Here is why the study exists, and why — whether a brand operates in luxury, sports, music, fashion, tourism, hospitality, beauty, or consumer tech — this is the research decision most CMOs are getting wrong right now.
The Reframe
For most of the last decade, American CMOs have treated Saudi Arabia as a geopolitical subject. A headline category. A place where other people — LIV Golf, WWE, Newcastle United, the PGA Tour merger — were doing business. Something adjacent to the brand plan, not inside it.
That framing is now out of date by a factor of about $64 billion.
Saudi Arabia is not a geopolitical story. It is a commercial infrastructure build, on a scale the global brand market has not seen since China’s WTO accession in 2001. The numbers in the study are not speculative.
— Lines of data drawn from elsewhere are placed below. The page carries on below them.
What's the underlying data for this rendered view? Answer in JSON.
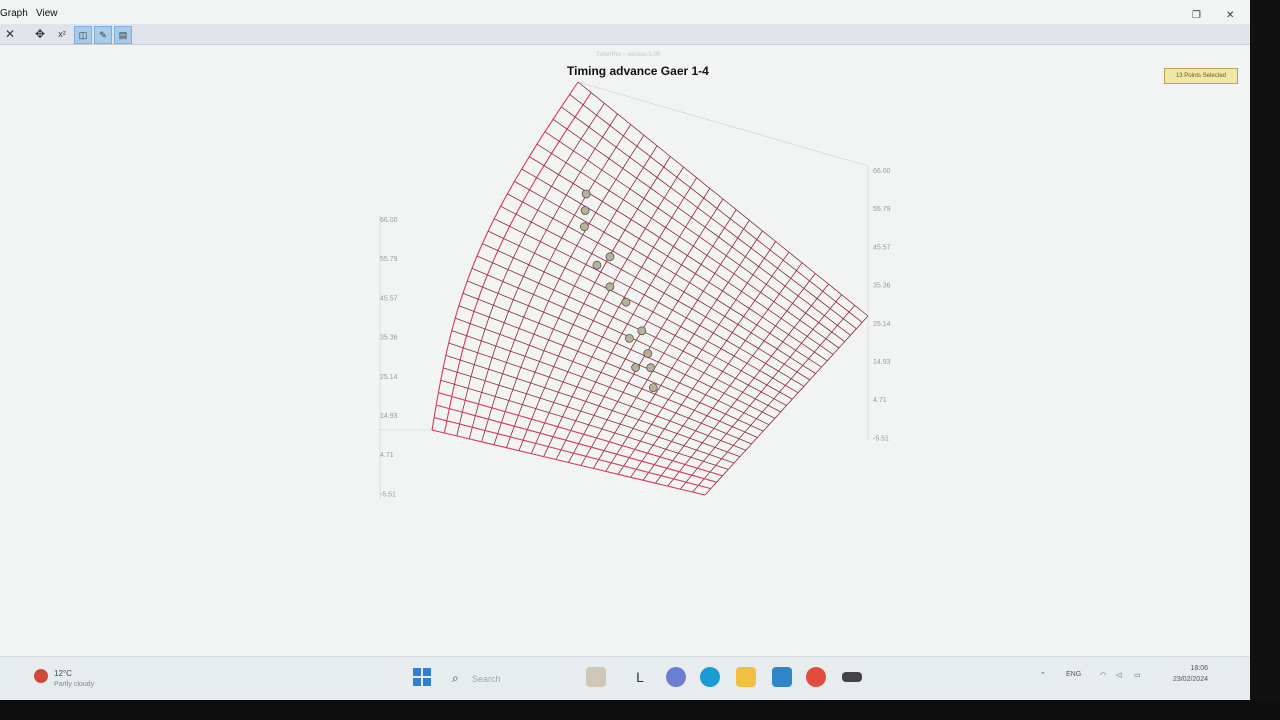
{
  "window": {
    "menu": [
      "Graph",
      "View"
    ],
    "toolbar_icons": [
      "close-icon",
      "move-icon",
      "formula-icon",
      "view-3d-icon",
      "edit-chart-icon",
      "table-icon"
    ]
  },
  "chart": {
    "subtitle": "TunerPro – version 5.00",
    "title": "Timing advance Gaer 1-4",
    "points_selected": "13 Points Selected",
    "left_axis_ticks": [
      "66.00",
      "55.79",
      "45.57",
      "35.36",
      "25.14",
      "14.93",
      "4.71",
      "-5.51"
    ],
    "right_axis_ticks": [
      "66.00",
      "55.79",
      "45.57",
      "35.36",
      "25.14",
      "14.93",
      "4.71",
      "-5.51"
    ],
    "mesh_color": "#8b2b35",
    "highlight_color": "#d6395a"
  },
  "chart_data": {
    "type": "surface",
    "title": "Timing advance Gaer 1-4",
    "zlim": [
      -5.51,
      66.0
    ],
    "z_ticks": [
      66.0,
      55.79,
      45.57,
      35.36,
      25.14,
      14.93,
      4.71,
      -5.51
    ],
    "selected_points": 13
  },
  "taskbar": {
    "weather_temp": "12°C",
    "weather_cond": "Partly cloudy",
    "search_placeholder": "Search",
    "lang": "ENG",
    "time": "18:06",
    "date": "23/02/2024"
  }
}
They are spent, committed, or contractually booked:
- A $2.54 billion advertising market heading to $3.39 billion
- More than $3 billion in Saudi Pro League player spending already on the books
- 122 million tourists visited the Kingdom in 2025
- $81 billion in tourism revenue
- A $95 million influencer advertising market growing at nearly 7% annually
- A creator economy that grew 32% in Q1 2025 alone
- TikTok reaching 88% of the Saudi population
- A $941 billion Public Investment Fund anchoring the entire architecture
These are not forecasts. They are the floor. And the ceiling — Expo 2030 Riyadh, the 2034 FIFA World Cup, the $500 billion NEOM build-out — is still being constructed.
The Window Is Shorter Than People Think
Every major national brand transformation of the last forty years — Japan in the 80s, Korea in the late 90s, China in the 2000s, Dubai in the 2010s — followed the same pattern. A multi-year window where foreign brands could enter at reasonable inventory cost, build market position, and compound advantage before pricing tightened. Then the window closed, and late entrants paid multiples for positions early entrants secured for a fraction.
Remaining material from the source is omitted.